Oh yes, there is certainly a bigger code difference between the
different ASN.1 encoding rulesets than between character encodings.
My point, though was that the original poster claimed that the ASN.1
notion of multiple encodings is worse than the XML world of a single
encoding because it meant that the recipient might not have the right
decoder, requiring interactive negotiation mechanisms, and leaving you
in trouble if it's a situation where you can't interactively negotiate.
So I pointed out that the XML world is just as bad since you may not
have the required decoder. Some XML written in EBCDIC will look like
gibberish when viewed as ASCII :-)
For example, UTF-7:
+ADw?xml version+AD0AIg-1.0+ACI charset+AD0AIg-UTF-7+ACI?+AD4
+ADw-document+AD4
+ADw-title+AD4-Hello World+ADw-/title+AD4
+ADw-/document+AD4
If it wasn't for the "?xml" which has survived in line 1, you could be
forgiven for mistaking it for something like RTF :-) And another I dare
only represent as hex because it contains 'binary' characters:
0000000 6f4c 94a7 4093 85a5 a299 9689 7e95 f17f
0000010 f04b 407f 8883 9981 85a2 7ea3 c97f d4c2
0000020 f0f1 f7f4 6f7f 256e 4c25 9684 a483 8594
0000030 a395 256e 4040 a34c a389 8593 c86e 9385
0000040 9693 e640 9996 8493 614c 89a3 93a3 6e85
0000050 4c25 8461 8396 94a4 9585 6ea3 0025
That's a charset called "IBM1047", an EBCDIC variant.

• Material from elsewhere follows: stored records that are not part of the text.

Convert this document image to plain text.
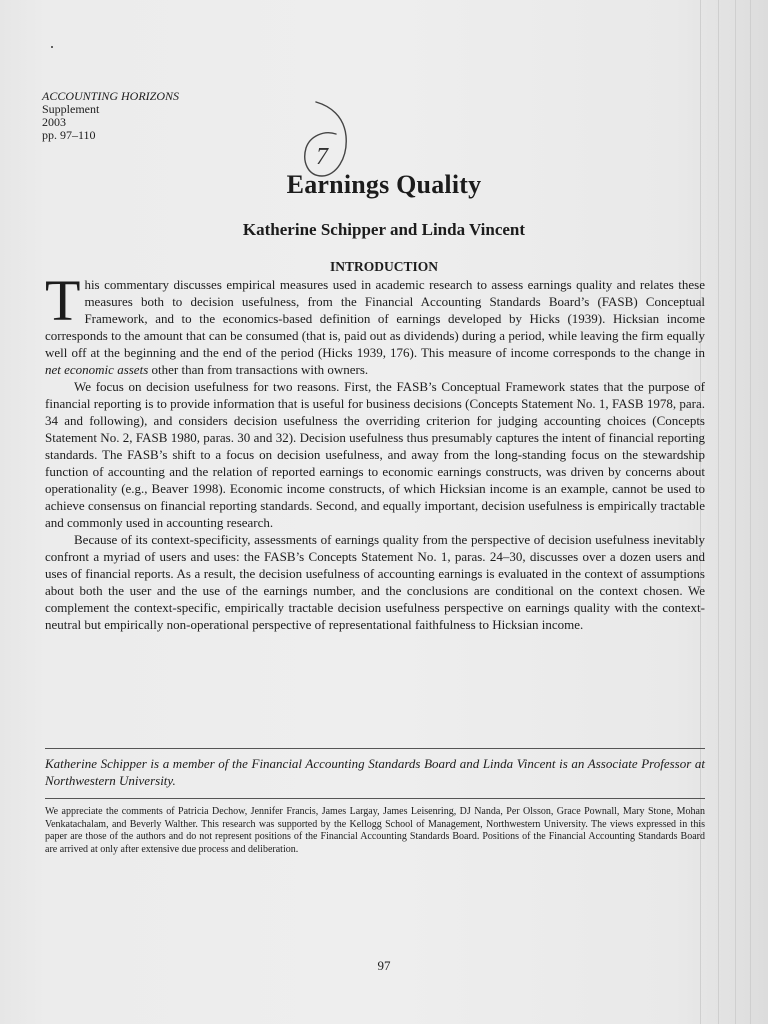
ACCOUNTING HORIZONS
Supplement
2003
pp. 97–110
7
Earnings Quality
Katherine Schipper and Linda Vincent
INTRODUCTION

This commentary discusses empirical measures used in academic research to assess earnings quality and relates these measures both to decision usefulness, from the Financial Accounting Standards Board’s (FASB) Conceptual Framework, and to the economics-based definition of earnings developed by Hicks (1939). Hicksian income corresponds to the amount that can be consumed (that is, paid out as dividends) during a period, while leaving the firm equally well off at the beginning and the end of the period (Hicks 1939, 176). This measure of income corresponds to the change in net economic assets other than from transactions with owners.

We focus on decision usefulness for two reasons. First, the FASB’s Conceptual Framework states that the purpose of financial reporting is to provide information that is useful for business decisions (Concepts Statement No. 1, FASB 1978, para. 34 and following), and considers decision usefulness the overriding criterion for judging accounting choices (Concepts Statement No. 2, FASB 1980, paras. 30 and 32). Decision usefulness thus presumably captures the intent of financial reporting standards. The FASB’s shift to a focus on decision usefulness, and away from the long-standing focus on the stewardship function of accounting and the relation of reported earnings to economic earnings constructs, was driven by concerns about operationality (e.g., Beaver 1998). Economic income constructs, of which Hicksian income is an example, cannot be used to achieve consensus on financial reporting standards. Second, and equally important, decision usefulness is empirically tractable and commonly used in accounting research.

Because of its context-specificity, assessments of earnings quality from the perspective of decision usefulness inevitably confront a myriad of users and uses: the FASB’s Concepts Statement No. 1, paras. 24–30, discusses over a dozen users and uses of financial reports. As a result, the decision usefulness of accounting earnings is evaluated in the context of assumptions about both the user and the use of the earnings number, and the conclusions are conditional on the context chosen. We complement the context-specific, empirically tractable decision usefulness perspective on earnings quality with the context-neutral but empirically non-operational perspective of representational faithfulness to Hicksian income.

Katherine Schipper is a member of the Financial Accounting Standards Board and Linda Vincent is an Associate Professor at Northwestern University.
We appreciate the comments of Patricia Dechow, Jennifer Francis, James Largay, James Leisenring, DJ Nanda, Per Olsson, Grace Pownall, Mary Stone, Mohan Venkatachalam, and Beverly Walther. This research was supported by the Kellogg School of Management, Northwestern University. The views expressed in this paper are those of the authors and do not represent positions of the Financial Accounting Standards Board. Positions of the Financial Accounting Standards Board are arrived at only after extensive due process and deliberation.
97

Both of these are the IANA registered names of the charsets. As I read
the XML 1.0 spec, they are valid XML 1.0 documents (I've even declared
the charset name in the XML declaration), but according to:
http://www.w3.org/TR/REC-xml#charencoding
...a parser isn't required to be able to read them. "processors are, of
course, not required to support all IANA-registered encodings" "It is a
fatal error when an XML processor encounters an entity with an encoding
that it is unable to process."
But the XML world hasn't exactly come tumbling down because of this, has
it? It's not as big a problem as you might think. Anybody sending XML
knows that if they are worried about it being understood in unguessable
circumstances they'd better stick with UTF-8, since XML parsers are
required to support it, and it will make at least partial sense wherever
US-ASCII is spoken, too.
Likewise, people in the ASN.1 world who want things to be generally
readable will have used BER in the past, and now they can even use XML
too! Progress, eh?
But yes - I know it's probably more effort to create an ASN.1 decoder
that supports every encoding ever developed than to create an XML
decoder that supports every encoding ever developed (although the IANA
list of encodings is *pretty* long...), but my point is that this isn't
really relevant; nobody every BOTHERS to write a decoder that supports
every possible encoding. You support the commonly agreed baseline
encoding(s), and then support others if your closed-system niche
application requires it. If you're doing anything outside of a fixed
niche, then you try to stick to the baseline, for maximum interoperabliity.
> When using XER, is one constrained to a specific encoding?
If I remember correctly, when I was involved with discussions about
this, we were going with what the XML 1.0 spec says, in order to be
compatible with it; since an XER decoder is a compliant XML parser, it
has to support at least UTF-8 and UTF-16. IIRC, we may have been more
restrictive about output and mandated UTF-8, although I can think of
arguments against that (ideographic languages generally take more than
two bytes per character in UTF-8, so UTF-16 is more efficient there), so
I doubt that was approved.
> Also, I'm curious about which encoding-rules transformations one can
> perform without knowledge of the schema:
>
> BER to PER?
> XER to PER?
> BER to XER?
> XER to BER?
In general, none of them - PER contains no information that can be found
in the schema, since in the world it works in - where both ends know the
schema - sending information that's available already to both ends is
pointless. BER and XER both have the actual field boundaries in them so
both of them can be converted into tree structures, but in the XER, you
have no way of knowing how to interpret the textual content, and in BER,
you are told how to interpret them (the type information is there) but
you don't know what their names are :-)
However, there are a few caveats. For a start, there is an ASN.1 type
for the Infoset being produced, so arbitrary XML that can be parsed into
an Infoset could then be encoded in PER or BER. But this isn't actually
converting the abstract value itself into PER or BER - the result is not
"Here is a person with name Alaric and email address
alaric@alaric-snell.com", it's "Here is an element called Alaric with
two children, an element called Name with content Alaric, and an element
called EmailAddress with content alaric@alaric-snell.com".
ABS
|